Je chasse ces pensées de ma tête. Il faut que j'arrête de penser à ce qui s'est passé.
Je fais un faible sourire à Dante avant de me laisser tomber sur son lit. Il me surprend en prenant brusquement mon visage en coupe.
– Toi, tu as pleuré !
– Non, pas du tout. J'ai dû prendre un bain.
Merde, pourquoi je lui dis que j'ai pris un bain ? Il faut que j'arrête de parler sans réfléchir.
Il plisse des yeux, suspicieux. Le silence qui s'installe entre nous est lourd de sens, gênant à un point que je regrette de ne plus avoir mes cheveux longs pour me cacher derrière eux.
C'était un tic nerveux ; il m'arrive parfois d'essayer de le faire comme par réflexe, à l'instar d'un amputé qui sent la présence de ses membres fantômes.
Dante finit par détourner le regard. Il a envie de poser des questions, mais il respecte mon silence et je lui en suis reconnaissante. Le beau blanc se concentre sur son ordinateur.
– Pitié, dis-moi que ce n'est pas 9 semaines ½ ?
Il pouffe, avant de réajuster l'appareil pour que l'écran soit entre nous et lance la vidéo.
– Je ne regarderai jamais ce genre de film avec une fille si je ne suis pas sûr de conclure. Je lève les yeux au ciel, avant de pousser un cri de joie quand je reconnais le Prince de New York.
– Oh, j'adore Eddie Murphy, m'exclamé-je en sentant ma joie revenir.
– Tu l'as déjà regardé ? Il questionne, surpris.
– Évidemment, c'est un classique !
– Et moi qui espérais te surprendre.
Non, merci, j'ai eu assez de surprises pour aujourd'hui.
– C'est parfait !
Dante pose un énorme paquet de chips entre nous et on commence à regarder le film en silence. Ça fait bizarre de me dire que je suis sur une énorme machine flottante au milieu de l'océan. Après avoir regardé Titanic, j'avais juré que jamais je ne prendrais un bateau ; pourtant, aussi étrange que ça puisse paraître, je ne vois pas de grande différence, les avions, c'est plus effrayant.

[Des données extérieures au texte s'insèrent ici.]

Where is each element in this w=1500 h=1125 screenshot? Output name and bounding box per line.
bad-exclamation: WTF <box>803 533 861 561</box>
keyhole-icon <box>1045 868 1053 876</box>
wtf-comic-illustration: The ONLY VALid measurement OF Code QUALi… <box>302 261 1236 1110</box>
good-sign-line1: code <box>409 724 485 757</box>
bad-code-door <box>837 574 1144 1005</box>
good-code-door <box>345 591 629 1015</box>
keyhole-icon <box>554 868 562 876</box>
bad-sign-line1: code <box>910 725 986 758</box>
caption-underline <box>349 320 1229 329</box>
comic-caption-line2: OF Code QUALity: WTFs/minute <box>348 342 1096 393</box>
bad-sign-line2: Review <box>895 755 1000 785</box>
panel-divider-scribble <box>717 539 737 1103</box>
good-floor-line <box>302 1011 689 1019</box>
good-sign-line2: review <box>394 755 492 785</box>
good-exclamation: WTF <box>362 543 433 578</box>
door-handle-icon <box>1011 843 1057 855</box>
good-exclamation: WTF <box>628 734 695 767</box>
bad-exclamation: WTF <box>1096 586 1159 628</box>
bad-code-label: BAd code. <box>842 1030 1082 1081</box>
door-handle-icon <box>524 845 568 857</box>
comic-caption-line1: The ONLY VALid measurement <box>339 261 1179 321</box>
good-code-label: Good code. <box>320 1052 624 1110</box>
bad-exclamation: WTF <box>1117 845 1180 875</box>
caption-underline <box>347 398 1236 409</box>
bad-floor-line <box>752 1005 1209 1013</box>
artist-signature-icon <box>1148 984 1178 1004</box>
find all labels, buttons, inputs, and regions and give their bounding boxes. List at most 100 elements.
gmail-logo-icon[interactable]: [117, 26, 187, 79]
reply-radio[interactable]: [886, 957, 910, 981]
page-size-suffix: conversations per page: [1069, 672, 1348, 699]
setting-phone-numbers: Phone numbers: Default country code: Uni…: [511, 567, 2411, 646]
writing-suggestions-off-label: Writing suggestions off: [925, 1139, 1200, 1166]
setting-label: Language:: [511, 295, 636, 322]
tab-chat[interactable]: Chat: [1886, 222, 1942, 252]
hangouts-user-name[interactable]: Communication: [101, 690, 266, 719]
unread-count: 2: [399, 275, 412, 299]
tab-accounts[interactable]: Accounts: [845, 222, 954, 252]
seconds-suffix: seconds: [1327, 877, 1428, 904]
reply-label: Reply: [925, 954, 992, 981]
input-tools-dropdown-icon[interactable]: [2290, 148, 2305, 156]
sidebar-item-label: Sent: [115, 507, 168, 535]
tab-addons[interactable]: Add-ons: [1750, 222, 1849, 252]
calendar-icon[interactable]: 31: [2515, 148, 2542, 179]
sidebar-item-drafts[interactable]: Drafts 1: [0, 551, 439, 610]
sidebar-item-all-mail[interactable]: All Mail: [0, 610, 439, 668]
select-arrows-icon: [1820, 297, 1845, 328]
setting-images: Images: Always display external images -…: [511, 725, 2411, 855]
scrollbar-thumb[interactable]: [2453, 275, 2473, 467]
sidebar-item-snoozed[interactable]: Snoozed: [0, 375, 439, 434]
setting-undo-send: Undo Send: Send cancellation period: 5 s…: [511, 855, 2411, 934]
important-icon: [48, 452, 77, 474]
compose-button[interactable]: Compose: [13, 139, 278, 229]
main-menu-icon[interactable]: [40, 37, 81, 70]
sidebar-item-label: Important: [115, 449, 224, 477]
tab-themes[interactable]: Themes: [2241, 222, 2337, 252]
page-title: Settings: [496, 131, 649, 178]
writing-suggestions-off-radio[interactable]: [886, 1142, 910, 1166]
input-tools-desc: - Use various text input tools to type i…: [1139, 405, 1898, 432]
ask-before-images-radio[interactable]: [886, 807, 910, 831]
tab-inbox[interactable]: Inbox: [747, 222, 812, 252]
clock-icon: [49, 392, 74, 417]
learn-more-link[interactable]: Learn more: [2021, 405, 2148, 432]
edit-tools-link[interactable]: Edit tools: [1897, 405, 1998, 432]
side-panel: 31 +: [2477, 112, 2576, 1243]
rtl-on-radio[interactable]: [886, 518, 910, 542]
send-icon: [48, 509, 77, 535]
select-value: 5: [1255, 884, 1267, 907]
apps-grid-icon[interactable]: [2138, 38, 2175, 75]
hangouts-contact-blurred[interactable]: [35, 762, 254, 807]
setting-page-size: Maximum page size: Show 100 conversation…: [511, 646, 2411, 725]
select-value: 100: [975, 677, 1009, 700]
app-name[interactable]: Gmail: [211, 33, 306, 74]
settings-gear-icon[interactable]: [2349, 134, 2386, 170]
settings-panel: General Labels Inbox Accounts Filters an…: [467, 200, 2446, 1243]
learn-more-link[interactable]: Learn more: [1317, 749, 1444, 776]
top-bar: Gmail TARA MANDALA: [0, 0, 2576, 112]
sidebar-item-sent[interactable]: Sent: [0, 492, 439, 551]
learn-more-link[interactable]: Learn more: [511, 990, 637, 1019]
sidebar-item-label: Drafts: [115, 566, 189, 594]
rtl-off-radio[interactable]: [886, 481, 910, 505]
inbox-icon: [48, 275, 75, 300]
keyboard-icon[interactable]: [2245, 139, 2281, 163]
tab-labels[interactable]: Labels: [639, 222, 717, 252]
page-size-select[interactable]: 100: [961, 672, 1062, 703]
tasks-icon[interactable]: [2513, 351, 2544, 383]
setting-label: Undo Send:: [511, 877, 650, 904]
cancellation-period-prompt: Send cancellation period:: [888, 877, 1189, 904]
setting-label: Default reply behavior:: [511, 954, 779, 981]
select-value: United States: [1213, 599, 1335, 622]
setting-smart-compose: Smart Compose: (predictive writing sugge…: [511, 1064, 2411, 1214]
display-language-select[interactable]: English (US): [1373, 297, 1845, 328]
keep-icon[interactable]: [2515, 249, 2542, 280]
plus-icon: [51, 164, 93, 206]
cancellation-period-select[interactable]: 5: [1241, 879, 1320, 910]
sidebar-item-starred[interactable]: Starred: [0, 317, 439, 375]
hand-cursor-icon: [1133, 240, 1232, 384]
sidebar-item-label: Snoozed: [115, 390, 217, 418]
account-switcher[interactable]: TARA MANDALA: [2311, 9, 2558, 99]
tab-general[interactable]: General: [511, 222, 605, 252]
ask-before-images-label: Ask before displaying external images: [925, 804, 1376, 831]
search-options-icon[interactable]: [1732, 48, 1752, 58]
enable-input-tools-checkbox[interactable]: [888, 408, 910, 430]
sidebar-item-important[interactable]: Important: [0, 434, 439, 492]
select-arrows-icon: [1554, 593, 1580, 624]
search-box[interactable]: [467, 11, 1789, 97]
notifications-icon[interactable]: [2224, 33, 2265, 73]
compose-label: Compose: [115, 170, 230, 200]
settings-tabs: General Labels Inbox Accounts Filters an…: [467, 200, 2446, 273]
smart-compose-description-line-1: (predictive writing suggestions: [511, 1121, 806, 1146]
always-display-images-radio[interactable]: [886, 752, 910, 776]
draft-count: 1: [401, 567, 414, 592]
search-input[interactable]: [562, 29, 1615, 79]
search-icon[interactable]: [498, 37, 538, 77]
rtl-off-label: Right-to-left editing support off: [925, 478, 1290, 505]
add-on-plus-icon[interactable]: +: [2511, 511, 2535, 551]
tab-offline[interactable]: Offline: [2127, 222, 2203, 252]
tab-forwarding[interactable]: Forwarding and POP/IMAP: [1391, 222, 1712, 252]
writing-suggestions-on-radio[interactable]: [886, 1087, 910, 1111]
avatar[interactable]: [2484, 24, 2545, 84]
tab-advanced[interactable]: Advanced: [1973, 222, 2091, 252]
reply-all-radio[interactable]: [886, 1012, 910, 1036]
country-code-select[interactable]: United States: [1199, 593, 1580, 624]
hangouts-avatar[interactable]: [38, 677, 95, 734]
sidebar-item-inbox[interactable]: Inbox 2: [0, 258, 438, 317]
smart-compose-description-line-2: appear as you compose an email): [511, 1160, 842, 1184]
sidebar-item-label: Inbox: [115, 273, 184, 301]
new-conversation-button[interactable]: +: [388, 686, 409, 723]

Plus j'essaie de me concentrer sur le film, plus mon esprit s'égare. Ce maudit Riccardo n'arrête pas de se frayer un chemin dans ma tête ; je me demande où il est. Arya doit être dans sa cabine avec Luca. Alors, il est certainement avec Camille. J'ai un pincement au cœur, mais je ne veux pas ressentir ça. D'ailleurs, je ne comprends même pas c'est quoi mon problème. Pourquoi cette impression d'avoir été utilisée n'arrête pas de persister ? Il ne m'a pas touchée parce qu'il en avait envie. Non, il voulait se venger de moi à cause de toutes les insinuations d'Arya.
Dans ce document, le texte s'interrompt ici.